A Systematic Search for Thrombophilia in 396 women with a History of Preeclampsia and the Impact on Subsequent Pregnancies

JPF Bosma 1, J van Eyck 1, WAJ Klip 1, B Arabin 1
  • 1Isala Klinieken (Sophia), Clara Angela Foundation, Zwolle-NL

Objective: To assess the prevalence and impact of thrombophilia in preeclampsia. Study Design: Our postnatal screening implied protein S and C-deficiency, APC-resistance, factor V Leiden- and prothombin G20210A-mutation, anticardiolipin AB, lupus AC and ATIII deficiency and hyperhomocysteinemia in 252 women with early-onset <32 weeks and 144 women with late-onset preeclampsia. In subsequent pregnancies (72 with ≥1 thrombophilia) we compared the perinatal outcome. Results: Thrombophilias were present in 37% of patients with early- and 31% with late-onset preeclampsia. Only protein S deficiency (9,5%; PR 118,75; BI 102,1–138,1) and prothrombin G20210A mutation (5,0%; PR 1,25; BI 1,08–1,45) were significantly more involved in early preeclampsia considering the general prevalence. The recurrence risk in patients without thrombophilia was 46,6% in non-treated and 16,5% in women who received aspirin and for women with ≥ 1 thrombophilia it was 33% in non-treated or only aspirin treated women and 13,5% in women treated with heparin, vitamin B6 + folic acid.
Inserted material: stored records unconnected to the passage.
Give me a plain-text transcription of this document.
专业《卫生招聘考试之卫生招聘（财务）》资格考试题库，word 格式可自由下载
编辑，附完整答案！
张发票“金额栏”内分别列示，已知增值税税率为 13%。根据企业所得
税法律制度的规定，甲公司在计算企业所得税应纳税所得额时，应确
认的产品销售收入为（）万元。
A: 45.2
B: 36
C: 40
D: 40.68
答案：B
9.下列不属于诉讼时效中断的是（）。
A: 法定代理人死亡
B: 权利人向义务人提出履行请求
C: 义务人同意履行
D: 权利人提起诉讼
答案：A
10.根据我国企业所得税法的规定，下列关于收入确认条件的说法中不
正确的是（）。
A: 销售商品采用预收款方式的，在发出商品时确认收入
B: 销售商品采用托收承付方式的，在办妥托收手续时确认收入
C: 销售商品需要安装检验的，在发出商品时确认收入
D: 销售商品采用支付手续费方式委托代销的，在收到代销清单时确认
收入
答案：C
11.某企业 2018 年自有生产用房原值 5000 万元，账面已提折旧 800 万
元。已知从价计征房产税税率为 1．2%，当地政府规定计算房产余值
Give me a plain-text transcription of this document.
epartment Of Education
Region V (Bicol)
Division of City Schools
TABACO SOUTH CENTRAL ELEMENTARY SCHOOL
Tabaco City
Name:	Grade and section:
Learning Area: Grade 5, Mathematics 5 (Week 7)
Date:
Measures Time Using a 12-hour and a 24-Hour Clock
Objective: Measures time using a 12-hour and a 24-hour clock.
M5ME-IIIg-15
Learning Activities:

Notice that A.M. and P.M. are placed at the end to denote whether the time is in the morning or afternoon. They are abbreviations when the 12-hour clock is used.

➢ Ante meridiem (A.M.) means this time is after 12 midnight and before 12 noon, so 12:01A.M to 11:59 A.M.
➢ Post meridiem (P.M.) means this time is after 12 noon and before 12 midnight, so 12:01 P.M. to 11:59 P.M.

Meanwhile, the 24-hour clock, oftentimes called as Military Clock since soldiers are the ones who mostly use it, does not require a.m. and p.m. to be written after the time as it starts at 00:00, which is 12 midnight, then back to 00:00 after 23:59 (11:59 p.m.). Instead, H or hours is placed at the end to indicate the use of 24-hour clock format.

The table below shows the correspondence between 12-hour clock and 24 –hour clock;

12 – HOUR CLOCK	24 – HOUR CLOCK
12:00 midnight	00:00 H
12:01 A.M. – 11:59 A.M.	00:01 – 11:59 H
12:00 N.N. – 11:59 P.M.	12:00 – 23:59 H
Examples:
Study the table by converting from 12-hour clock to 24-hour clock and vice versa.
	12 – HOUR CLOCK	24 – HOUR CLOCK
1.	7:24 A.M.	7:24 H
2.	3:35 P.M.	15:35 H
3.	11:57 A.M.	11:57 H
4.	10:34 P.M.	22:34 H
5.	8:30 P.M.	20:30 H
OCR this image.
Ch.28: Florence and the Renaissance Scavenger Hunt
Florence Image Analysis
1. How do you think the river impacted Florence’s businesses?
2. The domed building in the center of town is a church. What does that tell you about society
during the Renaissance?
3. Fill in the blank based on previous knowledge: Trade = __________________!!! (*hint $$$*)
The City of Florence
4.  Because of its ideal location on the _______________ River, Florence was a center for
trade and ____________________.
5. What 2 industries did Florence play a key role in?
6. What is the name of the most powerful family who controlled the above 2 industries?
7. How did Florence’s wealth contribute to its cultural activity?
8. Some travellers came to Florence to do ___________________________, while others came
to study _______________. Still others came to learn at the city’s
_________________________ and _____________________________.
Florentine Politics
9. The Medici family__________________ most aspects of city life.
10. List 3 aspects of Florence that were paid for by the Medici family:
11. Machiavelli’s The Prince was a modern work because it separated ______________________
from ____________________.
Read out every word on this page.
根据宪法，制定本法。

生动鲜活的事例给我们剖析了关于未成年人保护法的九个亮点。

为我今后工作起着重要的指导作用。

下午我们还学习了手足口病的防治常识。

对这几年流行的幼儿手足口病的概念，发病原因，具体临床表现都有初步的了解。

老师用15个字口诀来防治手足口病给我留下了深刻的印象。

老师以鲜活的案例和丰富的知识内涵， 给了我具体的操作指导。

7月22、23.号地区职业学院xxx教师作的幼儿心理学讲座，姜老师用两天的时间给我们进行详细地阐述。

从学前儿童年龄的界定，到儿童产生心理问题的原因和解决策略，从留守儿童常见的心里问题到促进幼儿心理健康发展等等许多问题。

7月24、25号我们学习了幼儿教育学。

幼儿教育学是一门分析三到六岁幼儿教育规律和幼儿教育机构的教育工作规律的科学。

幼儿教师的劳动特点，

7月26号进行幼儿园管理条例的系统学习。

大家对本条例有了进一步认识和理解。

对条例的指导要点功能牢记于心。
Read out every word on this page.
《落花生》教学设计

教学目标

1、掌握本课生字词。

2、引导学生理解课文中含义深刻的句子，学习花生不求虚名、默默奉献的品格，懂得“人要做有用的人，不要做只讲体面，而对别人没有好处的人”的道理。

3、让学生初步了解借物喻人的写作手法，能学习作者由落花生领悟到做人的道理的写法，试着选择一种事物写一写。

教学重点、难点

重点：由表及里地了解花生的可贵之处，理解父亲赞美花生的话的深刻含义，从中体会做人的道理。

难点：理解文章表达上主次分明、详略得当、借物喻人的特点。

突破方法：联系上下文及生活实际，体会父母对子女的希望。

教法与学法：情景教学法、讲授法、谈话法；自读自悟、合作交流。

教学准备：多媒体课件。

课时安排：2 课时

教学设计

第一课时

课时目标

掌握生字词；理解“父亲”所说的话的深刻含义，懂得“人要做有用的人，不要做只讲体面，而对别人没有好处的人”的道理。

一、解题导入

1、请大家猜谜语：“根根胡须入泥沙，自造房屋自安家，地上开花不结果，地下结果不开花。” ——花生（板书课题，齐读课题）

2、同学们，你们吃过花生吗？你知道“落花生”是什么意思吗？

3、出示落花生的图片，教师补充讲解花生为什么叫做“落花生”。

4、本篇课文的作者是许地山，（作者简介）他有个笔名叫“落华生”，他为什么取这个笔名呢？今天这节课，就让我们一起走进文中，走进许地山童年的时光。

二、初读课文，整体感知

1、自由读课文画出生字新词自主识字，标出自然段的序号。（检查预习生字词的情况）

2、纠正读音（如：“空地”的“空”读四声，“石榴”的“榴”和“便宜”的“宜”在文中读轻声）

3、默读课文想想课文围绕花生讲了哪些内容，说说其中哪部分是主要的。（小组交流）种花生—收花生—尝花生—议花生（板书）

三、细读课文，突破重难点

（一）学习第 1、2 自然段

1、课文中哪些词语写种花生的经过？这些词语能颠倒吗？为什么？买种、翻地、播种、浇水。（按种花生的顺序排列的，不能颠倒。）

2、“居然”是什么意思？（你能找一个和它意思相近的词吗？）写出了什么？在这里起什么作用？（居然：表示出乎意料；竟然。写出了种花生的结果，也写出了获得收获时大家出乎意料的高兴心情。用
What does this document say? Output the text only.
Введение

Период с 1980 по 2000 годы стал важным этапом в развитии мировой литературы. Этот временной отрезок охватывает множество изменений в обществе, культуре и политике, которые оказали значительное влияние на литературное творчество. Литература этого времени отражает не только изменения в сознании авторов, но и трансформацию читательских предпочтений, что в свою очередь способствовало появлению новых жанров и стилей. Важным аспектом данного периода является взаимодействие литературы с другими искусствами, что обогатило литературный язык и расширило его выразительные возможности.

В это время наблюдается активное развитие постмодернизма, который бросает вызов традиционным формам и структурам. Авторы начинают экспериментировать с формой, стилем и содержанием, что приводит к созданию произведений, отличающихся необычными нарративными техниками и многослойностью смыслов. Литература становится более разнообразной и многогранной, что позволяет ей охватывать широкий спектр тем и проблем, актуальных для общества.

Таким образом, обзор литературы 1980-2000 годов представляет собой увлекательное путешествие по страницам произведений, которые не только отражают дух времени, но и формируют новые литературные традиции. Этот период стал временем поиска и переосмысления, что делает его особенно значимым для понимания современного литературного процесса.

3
The outcome of subsequent pregnancies was better than of the index-pregnancy. Conclusions: Our study provides the largest population with known thrombophilic status and subsequent pregnancies. In the most recent metaanalysis (Lin and August, AJOG 2005) protein S deficiency and subsequent pregnancies were not investigated. Our data suggest that subsequent pregnancy outcomes do not differ between former preeclamptic women with or without thrombophilia. We now participate in a randomised trial to evaluate the impact of heparin.